Once you’ve chosen, most shower heads will include instructions on how to assemble the parts in the box, but they won’t always show you how to get the head installed. So let’s get started.
Step One: Assemble Your Tools and Prep Your Work Area
You probably have all the tools you’ll need to complete this project. You’ll need:
- adjustable pliers like Channellocks
- an adjustable crescent wrench
- a towel
- two rags
- an old toothbrush or wire brush
- teflon tape (if your shower head calls for it)
To get your area ready, close the drain in the shower (if you have a closeable drain) and place a towel over it. You don’t want any debris from the shower head or shower arm going down the drain during your project.
Also, you don’t need to turn off the water for your home when replacing a showerhead; turning off the faucet is good enough.
Step Two: Remove the Existing Showerhead
Next, you’re going to want to remove the shower head. Sometimes, this is as simple as unscrewing it by hand. If the shower head won’t budge by hand, spray a penetrating agent (like B’laster or WD-40), let it sit for a few minutes, and try to loosen it by hand again.
If it’s still pretty stuck, you can use the pliers and crescent wrench to loosen it.
Wrap the two rags around the shower arm and showerhead to protect the pipe and finish. Hold the shower arm steady with the adjustable pliers (not too tight), and use the crescent wrench to grip the showerhead. Turn the showerhead counterclockwise until it loosens up. You can then unscrew it the rest of the way by hand.
Be prepared for a bit of water to come out of the arm or showerhead when you remove it. That’s normal; it’s just water that’s collected there.
Step Three: Clean and Prep the Shower Arm
Next, use the toothbrush or wire brush to clean out any rust, debris, or old plumbing tape from the threads on the shower arm. It’s essential to do a thorough job here—any debris left behind can cause an inadequate seal with the new shower head. Take your time and get as much out as you can.
Thread tape (sometimes called “Teflon tape”) can help to provide a watertight seal on a shower head connection. You need to be careful, though. Many showerheads explicitly state in their instructions that you should not use the tape, and you should heed this advice. Using tape when it’s not recommended can actually cause leaks rather than preventing them.
Whether or not to use thread tape usually depends on whether your shower head includes a rubber gasket. If there is a rubber gasket, thread tape isn’t necessary. But it’s best to check the assembly instructions.
If you do use thread tape, wrap it around the threads clockwise. Keep it tight, and go around two or three times. Also note: thread tape doesn’t have an adhesive side but it sticks to itself, so when you get started, use your finger to hold down the end and wrap it around. Once you wrap it over itself, you’ll get a good seal. Pull the tape tight to rip it, and finish wrapping up the threads, being careful to keep the tape as flat as possible. Bunched-up tape will affect your seal.

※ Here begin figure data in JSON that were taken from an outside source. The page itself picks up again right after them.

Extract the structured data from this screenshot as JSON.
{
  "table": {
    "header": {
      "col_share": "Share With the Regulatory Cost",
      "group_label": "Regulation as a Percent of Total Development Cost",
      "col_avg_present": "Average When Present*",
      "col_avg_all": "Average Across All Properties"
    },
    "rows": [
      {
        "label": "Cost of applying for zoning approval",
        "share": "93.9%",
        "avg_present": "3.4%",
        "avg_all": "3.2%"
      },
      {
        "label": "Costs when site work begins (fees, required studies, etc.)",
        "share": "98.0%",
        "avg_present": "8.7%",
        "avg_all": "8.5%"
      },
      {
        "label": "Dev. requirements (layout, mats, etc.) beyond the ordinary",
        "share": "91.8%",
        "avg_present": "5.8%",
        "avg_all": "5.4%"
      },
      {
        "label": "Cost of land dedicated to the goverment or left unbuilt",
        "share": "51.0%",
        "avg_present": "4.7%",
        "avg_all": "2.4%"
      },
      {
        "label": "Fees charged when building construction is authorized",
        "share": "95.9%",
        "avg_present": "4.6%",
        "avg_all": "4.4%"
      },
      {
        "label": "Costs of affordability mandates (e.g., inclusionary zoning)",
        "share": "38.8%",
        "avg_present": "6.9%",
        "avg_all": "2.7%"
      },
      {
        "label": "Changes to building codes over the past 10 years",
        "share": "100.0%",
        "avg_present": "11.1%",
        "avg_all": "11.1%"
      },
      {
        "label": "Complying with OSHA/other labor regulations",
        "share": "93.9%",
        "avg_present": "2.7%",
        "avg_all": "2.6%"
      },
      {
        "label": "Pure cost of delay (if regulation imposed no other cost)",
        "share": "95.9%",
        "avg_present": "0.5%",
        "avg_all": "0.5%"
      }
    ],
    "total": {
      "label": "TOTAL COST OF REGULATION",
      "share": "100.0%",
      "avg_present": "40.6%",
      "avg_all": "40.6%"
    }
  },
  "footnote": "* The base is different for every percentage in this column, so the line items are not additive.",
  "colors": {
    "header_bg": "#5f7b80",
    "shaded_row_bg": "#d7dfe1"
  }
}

Step Four: Install the New Showerhead
Once you’ve got things cleaned and prepped, go ahead and screw the new shower head in place. Tighten the shower head by hand until it’s snug. If there are any other parts to connect (like a detachable nozzle and hose), now is the time. Your shower head will include instructions on what to attach and where.
Once you’re done, test the shower. If there are any leaks, try to identify the source of the leak. Some shower heads will have multiple connections from the attachment, so it might be hard to pin down. Once you have identified where the leak is coming from, use the rags, pliers, and crescent wrench again to give the loose connection a quarter turn clockwise.
Important: When it comes to plumbing, you want to be careful not to over tighten. It sounds counterintuitive, but that can lead to a worse connection overall. Make it snug, and add a quarter turn if necessary. Also, be sure to brace the shower arm when tightening or loosening the shower head. One wrong turn could lead to a broken seal inside the wall, and that’s a whole other article.
Installing a new showerhead is one of the most straightforward plumbing projects you can take on yourself, so get to it and enjoy a nice hot shower when you’re done!